In 2004, he directed Maid a spy spoof in which maids are recruited for a top-secret government intelligence agency. It was his first release under the new studio GTH, formed by the merger of GMM Grammy's GMM Pictures, producer Visute Poolvoralaks' Tai Entertainment and producer-director Jira Maligool's Hub Ho Hin production company.

This was followed by the 2006 romantic comedy-drama Metrosexual, about a group of women trying to figure out if the fiancé of one of their friends is a closeted gay.

In 2008, he took a change in direction away from comedy to direct a segment of the horror portmanteau 4bia. The film, also featuring segments by Paween Purijitpanya, Banjong Pisanthanakun and Parkpoom Wongpoom, won the bronze audience award at the 2008 Fantasia Festival in Montreal. The film also won a bronze audience award at the Toronto After Dark Film Festival that same year.
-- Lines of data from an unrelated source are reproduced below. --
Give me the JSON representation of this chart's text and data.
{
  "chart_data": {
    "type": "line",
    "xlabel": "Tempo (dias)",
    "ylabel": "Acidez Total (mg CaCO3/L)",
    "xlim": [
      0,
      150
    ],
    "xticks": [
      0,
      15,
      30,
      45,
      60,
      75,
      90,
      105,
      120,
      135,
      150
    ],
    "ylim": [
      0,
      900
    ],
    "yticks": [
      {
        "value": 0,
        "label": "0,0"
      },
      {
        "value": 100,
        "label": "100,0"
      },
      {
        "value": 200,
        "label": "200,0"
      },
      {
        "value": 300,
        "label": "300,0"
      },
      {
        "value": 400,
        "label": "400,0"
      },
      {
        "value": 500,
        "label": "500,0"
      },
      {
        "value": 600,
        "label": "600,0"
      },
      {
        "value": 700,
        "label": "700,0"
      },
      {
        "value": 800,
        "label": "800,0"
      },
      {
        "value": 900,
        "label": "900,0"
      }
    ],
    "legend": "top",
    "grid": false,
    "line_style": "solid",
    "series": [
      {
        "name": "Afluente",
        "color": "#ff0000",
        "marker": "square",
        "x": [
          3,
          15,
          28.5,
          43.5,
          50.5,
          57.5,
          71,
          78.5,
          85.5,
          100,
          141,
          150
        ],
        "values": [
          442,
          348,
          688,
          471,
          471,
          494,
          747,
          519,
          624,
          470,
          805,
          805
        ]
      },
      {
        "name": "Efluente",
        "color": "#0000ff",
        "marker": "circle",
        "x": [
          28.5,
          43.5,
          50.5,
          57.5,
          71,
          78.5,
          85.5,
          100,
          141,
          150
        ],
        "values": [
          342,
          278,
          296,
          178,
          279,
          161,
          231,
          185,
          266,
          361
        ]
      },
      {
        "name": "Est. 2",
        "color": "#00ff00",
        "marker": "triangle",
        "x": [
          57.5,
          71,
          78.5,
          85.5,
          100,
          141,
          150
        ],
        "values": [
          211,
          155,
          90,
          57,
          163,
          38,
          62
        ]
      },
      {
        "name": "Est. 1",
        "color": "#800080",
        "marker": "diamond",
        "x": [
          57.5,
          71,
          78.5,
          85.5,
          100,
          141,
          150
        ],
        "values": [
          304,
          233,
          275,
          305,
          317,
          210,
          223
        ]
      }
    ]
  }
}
His next feature in 2009 marked another change in direction to romantic drama with Best of Times, which was Thailand's submission to the 82nd Academy Awards.

He said his difficult experience working dealing with the horror and anxiety of 4bia prompted him to move toward drama. "I present serious issues as bitter pills coated with caramel," the director told Daily Xpress. "This movie looks how you move on with your life after you've failed. This time, I've chosen not to dilute what I want to say with comedy."

Yongyoot had intended on participating in the 4bia sequel Phobia 2, but a car wreck during production of Best of Times left him seriously injured. His segment was taken over by producer Visute Poolvoralaks.

At GTH, he is the director of international marketing, and serves as a mentor to younger filmmakers in the company.

He is also president of the Thai Film Directors' Association and since 2008 has served as artistic director of the Bangkok International Film Festival, and was responsible for making sure all films shown in the festival had Thai subtitles.

In June 2021, Netflix appointed Thongkongtoon as Director of Content for Thailand. He was responsible for content acquisition and the production of Netflix local original films and series in Thailand.